TL;DR
There are no uniformly valid predictive indicators for successful hires. However, there are certainly valid interview practices for assessing communications skills and potential project fit.
Communications Skills
First, communication skills are often self-evident during an interview—assuming the interviewer has sufficient communications skills to evaluate them in others. Some ways to validate candidate communications skills include:
- Assess how well people speak in interviews.
- Assess how well people write cover letters, source code comments, prior publications, or interview exercises.
- Assess the candidate's active listening skills.
- Assess how effectively a candidate transfers ideas in layman's terms, especially regarding job-related or technical concepts.
None of these things will guarantee that the person will communicate effectively if hired, and people with disabilities may perform poorly in some of these areas despite otherwise good communications skills. Still, if effective communication is a basic job requirement, the only way to test for communications skills is to actually attempt to communicate.
Project Fit
From a project management perspective, your main concern in the interview process ought to be whether the candidate is a potential fit for your project management framework and project culture. It is generally someone else's responsibility to vet the person for the technical skills necessary to complete deliverables; even if you happen to be a technical subject matter expert, your role is managing the project, not vetting someone's source code, so focus on how that person is likely to fit within your core areas of responsibility: project framework practices and project controls.
Investment companies will be the first to tell you that past performance is not a guarantee of future results, and most interviews are really just hearsay anyway. Nevertheless, there is a lot of value in inquiring after a candidate's experience with your particular project management framework (especially when using agile frameworks) and then listening to how the candidate answers.
If you're a Scrum Master, there may be value in hiring a candidate who already has experience with a relevant Scrum role. A candidate who understands (and can articulate!) the purpose of a standup meeting or how to play Planning Poker is probably a more likely to be an effective self-organizing team member than one who is used to needing written authorization to blow his nose.
If you're a waterfall practitioner, there's probably more value in hiring someone who understands the planning and reporting requirements you need than someone who prefers to "get 'er done" without all that tedious project management stuff.
That doesn't mean you can't hire someone who isn't a project management expert, or who doesn't have experience with your particular framework.

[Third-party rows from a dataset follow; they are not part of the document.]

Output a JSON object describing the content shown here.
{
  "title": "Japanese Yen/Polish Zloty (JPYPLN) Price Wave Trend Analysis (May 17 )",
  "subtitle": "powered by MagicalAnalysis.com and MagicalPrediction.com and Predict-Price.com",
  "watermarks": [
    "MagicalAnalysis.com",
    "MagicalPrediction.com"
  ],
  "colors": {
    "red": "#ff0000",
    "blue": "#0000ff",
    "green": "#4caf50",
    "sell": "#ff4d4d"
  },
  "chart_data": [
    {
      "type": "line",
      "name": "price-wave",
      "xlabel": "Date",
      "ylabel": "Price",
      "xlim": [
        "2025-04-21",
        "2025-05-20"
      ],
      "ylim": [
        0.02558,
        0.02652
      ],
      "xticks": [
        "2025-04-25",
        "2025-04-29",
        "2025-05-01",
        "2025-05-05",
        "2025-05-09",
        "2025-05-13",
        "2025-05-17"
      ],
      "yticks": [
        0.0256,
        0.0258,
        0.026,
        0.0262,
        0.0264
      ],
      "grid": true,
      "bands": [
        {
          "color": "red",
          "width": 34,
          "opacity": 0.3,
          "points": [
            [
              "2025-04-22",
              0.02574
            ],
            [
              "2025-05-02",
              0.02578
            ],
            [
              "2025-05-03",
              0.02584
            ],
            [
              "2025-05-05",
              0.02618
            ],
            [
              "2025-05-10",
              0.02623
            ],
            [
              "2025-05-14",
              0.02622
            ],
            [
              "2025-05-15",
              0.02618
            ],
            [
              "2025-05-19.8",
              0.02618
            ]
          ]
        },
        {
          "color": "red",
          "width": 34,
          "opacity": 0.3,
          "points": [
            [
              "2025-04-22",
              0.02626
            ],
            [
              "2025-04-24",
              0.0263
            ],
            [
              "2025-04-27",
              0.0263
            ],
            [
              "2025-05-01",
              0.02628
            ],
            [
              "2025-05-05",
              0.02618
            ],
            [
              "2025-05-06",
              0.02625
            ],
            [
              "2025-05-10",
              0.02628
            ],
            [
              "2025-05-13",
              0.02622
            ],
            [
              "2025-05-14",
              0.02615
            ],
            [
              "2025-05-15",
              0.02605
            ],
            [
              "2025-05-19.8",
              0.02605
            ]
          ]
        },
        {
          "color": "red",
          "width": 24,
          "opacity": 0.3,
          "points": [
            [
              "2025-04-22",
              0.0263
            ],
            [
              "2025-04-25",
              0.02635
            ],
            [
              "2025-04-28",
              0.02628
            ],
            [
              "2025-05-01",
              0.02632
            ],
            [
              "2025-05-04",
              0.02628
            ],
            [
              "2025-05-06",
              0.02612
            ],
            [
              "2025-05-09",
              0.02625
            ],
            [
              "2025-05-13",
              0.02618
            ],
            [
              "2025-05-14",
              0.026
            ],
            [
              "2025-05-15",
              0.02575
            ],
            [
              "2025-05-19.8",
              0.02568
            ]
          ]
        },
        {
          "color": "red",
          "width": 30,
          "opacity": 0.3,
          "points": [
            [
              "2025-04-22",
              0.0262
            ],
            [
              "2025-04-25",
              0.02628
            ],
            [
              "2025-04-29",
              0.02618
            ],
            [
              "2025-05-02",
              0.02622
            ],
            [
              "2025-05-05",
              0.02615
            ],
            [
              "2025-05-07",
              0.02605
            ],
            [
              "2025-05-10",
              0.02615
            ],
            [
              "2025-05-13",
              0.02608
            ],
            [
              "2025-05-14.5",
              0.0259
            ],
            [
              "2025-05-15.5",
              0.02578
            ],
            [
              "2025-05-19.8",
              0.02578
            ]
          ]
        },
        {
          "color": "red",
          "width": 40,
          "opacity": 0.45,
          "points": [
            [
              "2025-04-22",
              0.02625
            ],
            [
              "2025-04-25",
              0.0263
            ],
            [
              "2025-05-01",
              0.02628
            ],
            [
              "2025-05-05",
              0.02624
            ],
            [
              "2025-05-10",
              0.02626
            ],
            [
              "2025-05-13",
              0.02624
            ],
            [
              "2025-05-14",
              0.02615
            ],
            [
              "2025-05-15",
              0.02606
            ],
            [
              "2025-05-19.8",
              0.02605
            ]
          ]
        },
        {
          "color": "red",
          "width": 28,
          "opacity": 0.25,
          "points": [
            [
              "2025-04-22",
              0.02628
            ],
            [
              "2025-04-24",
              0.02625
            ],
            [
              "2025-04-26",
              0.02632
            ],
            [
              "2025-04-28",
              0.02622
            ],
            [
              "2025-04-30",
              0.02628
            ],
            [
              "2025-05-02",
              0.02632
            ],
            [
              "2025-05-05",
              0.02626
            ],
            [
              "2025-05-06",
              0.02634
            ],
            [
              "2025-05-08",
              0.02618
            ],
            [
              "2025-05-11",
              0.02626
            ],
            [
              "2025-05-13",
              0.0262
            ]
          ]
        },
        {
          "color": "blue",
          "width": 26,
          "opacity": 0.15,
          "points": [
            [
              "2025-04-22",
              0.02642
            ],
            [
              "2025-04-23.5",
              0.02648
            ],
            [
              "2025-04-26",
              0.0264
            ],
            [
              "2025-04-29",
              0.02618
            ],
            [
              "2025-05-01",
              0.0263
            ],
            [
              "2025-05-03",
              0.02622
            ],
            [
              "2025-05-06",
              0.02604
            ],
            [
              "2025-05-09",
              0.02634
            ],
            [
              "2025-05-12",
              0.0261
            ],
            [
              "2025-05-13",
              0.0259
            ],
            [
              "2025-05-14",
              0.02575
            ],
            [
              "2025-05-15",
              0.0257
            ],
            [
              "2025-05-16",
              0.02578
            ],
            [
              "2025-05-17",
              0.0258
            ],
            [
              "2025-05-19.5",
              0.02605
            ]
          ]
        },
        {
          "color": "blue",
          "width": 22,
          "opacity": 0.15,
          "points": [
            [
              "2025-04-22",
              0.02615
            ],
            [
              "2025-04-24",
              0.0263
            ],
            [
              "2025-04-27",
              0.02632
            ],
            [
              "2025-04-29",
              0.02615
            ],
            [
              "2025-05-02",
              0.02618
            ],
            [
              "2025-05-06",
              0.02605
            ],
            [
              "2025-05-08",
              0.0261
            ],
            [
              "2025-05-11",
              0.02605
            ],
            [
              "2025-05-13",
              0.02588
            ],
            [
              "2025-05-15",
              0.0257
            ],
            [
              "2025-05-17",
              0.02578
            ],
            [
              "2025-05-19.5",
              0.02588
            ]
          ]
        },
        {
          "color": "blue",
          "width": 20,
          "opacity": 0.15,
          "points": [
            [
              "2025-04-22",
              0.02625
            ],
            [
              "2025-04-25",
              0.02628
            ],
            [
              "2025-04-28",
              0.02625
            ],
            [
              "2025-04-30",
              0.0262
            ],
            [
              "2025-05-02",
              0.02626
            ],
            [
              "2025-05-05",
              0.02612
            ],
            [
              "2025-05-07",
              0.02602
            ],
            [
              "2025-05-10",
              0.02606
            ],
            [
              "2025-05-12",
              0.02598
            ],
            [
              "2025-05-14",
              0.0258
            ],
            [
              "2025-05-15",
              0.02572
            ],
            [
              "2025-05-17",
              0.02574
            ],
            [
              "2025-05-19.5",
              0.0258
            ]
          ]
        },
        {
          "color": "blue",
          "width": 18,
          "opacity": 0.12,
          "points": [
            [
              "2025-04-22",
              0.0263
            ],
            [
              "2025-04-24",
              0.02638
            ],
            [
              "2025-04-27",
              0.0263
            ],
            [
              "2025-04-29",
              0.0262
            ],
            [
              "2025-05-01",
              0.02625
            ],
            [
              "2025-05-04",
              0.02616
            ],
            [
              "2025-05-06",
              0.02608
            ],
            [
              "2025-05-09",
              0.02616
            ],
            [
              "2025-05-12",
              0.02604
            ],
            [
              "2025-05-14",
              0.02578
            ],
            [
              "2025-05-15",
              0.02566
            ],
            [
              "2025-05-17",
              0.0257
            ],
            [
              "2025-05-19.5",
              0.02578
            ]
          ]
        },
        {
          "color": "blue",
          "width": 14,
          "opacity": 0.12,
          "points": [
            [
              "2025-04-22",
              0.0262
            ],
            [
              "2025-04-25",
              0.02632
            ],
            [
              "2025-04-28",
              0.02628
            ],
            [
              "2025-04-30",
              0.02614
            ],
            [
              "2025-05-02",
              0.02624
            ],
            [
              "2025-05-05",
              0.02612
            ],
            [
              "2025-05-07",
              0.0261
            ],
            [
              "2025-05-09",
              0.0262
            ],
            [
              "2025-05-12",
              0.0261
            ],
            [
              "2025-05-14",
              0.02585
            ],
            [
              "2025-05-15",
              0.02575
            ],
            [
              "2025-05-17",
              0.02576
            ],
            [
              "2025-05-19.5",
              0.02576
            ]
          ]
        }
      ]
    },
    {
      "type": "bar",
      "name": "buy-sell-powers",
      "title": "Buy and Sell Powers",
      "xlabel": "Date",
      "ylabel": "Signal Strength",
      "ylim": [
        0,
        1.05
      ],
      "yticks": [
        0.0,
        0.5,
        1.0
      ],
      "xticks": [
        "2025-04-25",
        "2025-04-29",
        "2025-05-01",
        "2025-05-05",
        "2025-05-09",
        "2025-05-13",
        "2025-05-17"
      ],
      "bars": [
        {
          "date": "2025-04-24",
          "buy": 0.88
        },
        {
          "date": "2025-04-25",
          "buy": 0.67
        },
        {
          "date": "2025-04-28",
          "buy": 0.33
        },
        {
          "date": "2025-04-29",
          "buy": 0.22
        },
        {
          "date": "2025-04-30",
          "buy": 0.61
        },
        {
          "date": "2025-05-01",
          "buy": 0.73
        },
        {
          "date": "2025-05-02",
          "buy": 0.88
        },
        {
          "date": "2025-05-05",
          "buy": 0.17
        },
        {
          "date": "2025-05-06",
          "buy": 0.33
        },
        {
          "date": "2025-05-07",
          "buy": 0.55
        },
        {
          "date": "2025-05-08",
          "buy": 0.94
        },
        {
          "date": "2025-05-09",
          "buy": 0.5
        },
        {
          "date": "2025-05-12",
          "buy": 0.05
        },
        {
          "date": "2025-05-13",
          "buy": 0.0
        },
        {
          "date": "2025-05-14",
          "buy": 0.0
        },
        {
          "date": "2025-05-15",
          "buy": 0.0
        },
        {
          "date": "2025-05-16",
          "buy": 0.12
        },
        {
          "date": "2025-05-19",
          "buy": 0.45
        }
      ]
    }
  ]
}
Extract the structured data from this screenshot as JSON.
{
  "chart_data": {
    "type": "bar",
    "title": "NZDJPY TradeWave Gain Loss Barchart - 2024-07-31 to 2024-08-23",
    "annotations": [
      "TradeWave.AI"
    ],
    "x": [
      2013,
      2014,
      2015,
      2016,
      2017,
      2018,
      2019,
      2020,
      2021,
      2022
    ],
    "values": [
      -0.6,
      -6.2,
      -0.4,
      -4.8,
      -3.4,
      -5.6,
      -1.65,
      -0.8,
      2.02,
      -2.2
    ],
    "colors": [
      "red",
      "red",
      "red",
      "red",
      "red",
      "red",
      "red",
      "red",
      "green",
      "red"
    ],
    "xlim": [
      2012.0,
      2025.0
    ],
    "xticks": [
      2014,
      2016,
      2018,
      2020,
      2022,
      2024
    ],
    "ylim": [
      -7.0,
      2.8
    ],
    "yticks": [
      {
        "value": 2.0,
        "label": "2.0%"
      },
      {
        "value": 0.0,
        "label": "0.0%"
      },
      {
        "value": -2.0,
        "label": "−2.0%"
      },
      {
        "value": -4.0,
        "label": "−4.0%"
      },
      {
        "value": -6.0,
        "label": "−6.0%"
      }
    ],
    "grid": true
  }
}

However, all other things being equal, an understanding of the team's project management framework and practices (and, perhaps more importantly, a shared appreciation of those practices) is going to be more valuable to you as the project manager than anything else you could ask.
No Guarantees
There aren't any guarantees in hiring. Even if someone is a perfect fit, they may get a better offer, learn to detest their teammates, suffer a health crisis, or decide to enter a monastery as a career change. Life is unpredictable.
All you can really do is identify what's important to you in your specific organizational role, and then do your best to select for the characteristics that make your job at least possible. If you get it wrong (and it's even odds that you will) then do your best to honestly assess whether you selected for the wrong things or whether it was "just one of those things." If the former, fix your selection process; if the latter, increase your statistical sample until you achieve the results you want.